What is Fee Only? 
Advisors get compensated in different methods. One is Fee-Only. The others are Fee-Based and Commission-Only.
Advisors at major financial institutions such as Merrill Lynch and Morgan Stanley Dean Witter are Fee-Based. A lot of investors get Fee-Based confused with Fee-Only. Although they might sound alike, they are different in many ways. With Fee-Based, the advisor charges a flat management fee plus other fees such as transaction fees, sales charges, miscellaneous expenses, and also commissions on products they sell to the investor in their asset allocation recommendations. These advisors are very keen to push their own firm's products as it is one of their main means of income. Another pitfall for becoming a client of an advisor who is part of a big institution is that the client also pays out of his or her pocket for advisors having to share their profits with the company. The firm has a profit sharing plan in place for its advisor program to cover the large overhead costs involved with everyday operations. To cover all these expenses and to earn a living, the advisors have to charge a hefty management fee. On average, a Fee-Based advisor charges 150 to 300 basis points. With these type of advisors, client's interests take a back seat to an advisor along with the company making a profit.

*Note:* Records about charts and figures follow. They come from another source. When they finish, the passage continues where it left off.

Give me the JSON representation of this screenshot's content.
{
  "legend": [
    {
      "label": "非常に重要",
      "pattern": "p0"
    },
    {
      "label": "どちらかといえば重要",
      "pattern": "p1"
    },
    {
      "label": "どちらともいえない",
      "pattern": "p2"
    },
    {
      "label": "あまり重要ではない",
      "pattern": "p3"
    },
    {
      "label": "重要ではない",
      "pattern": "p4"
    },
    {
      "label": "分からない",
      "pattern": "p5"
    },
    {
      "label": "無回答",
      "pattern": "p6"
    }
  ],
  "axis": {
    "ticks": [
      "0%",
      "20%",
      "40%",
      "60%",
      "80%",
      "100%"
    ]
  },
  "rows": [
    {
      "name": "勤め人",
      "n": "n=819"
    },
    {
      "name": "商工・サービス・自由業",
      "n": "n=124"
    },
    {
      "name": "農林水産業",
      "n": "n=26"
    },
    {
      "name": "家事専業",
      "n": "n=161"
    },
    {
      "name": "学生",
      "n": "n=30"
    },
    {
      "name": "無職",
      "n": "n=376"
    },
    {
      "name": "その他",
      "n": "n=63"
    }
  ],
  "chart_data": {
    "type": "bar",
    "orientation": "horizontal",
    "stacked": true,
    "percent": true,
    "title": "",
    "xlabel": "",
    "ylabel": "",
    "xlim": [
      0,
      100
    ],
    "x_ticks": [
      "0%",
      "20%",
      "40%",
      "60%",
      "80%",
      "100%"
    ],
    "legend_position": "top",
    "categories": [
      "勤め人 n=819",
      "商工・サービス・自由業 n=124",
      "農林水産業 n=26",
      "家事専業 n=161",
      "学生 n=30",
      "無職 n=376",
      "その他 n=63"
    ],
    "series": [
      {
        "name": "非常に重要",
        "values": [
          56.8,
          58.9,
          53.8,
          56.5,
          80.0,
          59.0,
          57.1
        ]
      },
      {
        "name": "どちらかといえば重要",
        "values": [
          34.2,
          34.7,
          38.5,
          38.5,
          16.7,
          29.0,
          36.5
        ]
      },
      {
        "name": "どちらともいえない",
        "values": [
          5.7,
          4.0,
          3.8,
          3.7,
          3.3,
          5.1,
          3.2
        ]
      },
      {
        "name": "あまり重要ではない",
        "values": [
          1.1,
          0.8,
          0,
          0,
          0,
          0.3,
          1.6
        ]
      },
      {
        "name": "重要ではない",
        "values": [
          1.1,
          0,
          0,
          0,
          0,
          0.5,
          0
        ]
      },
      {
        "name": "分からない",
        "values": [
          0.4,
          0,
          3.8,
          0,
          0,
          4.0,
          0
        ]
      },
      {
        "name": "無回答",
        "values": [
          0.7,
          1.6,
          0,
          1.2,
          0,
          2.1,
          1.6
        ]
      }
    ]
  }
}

Commission-Only is very similar to Fee-Based, but commission-only advisors do not charge a management fee. They work strictly on commission. Their main objective is to sell products. Their only incentive for dealing with an investor is that the investor might purchase one of their commissioned products. This type of a mind set might lead to bad advice. These so-called advisors are basically brokers. If you do not buy their product, they have no obligation to you. It's always selling with brokers. Due to the nature of their business, their attention towards a client is very minimal. They will be very attentive as long as you are purchasing their product, but once the investor has purchased it, they need to move onto another. On average, Commission-Only advisors charge about 200 to 300 basis points annually. Along with commission they earn, they also charge fees very similar to Fee-Based advisors. Their commission does not include transaction costs, sales charges, and other miscellaneous expenses.
In fact, some firms these advisors work for do not disclose their fees publicly until they have enough information on the investor. Firms usually make the investor call their toll free number to speak to a local broker or an advisor. They try to gather as much personal information they can gather before they actually explain their services and fees. This is just an invasive sales tactic they practice to bring clients in to the firm.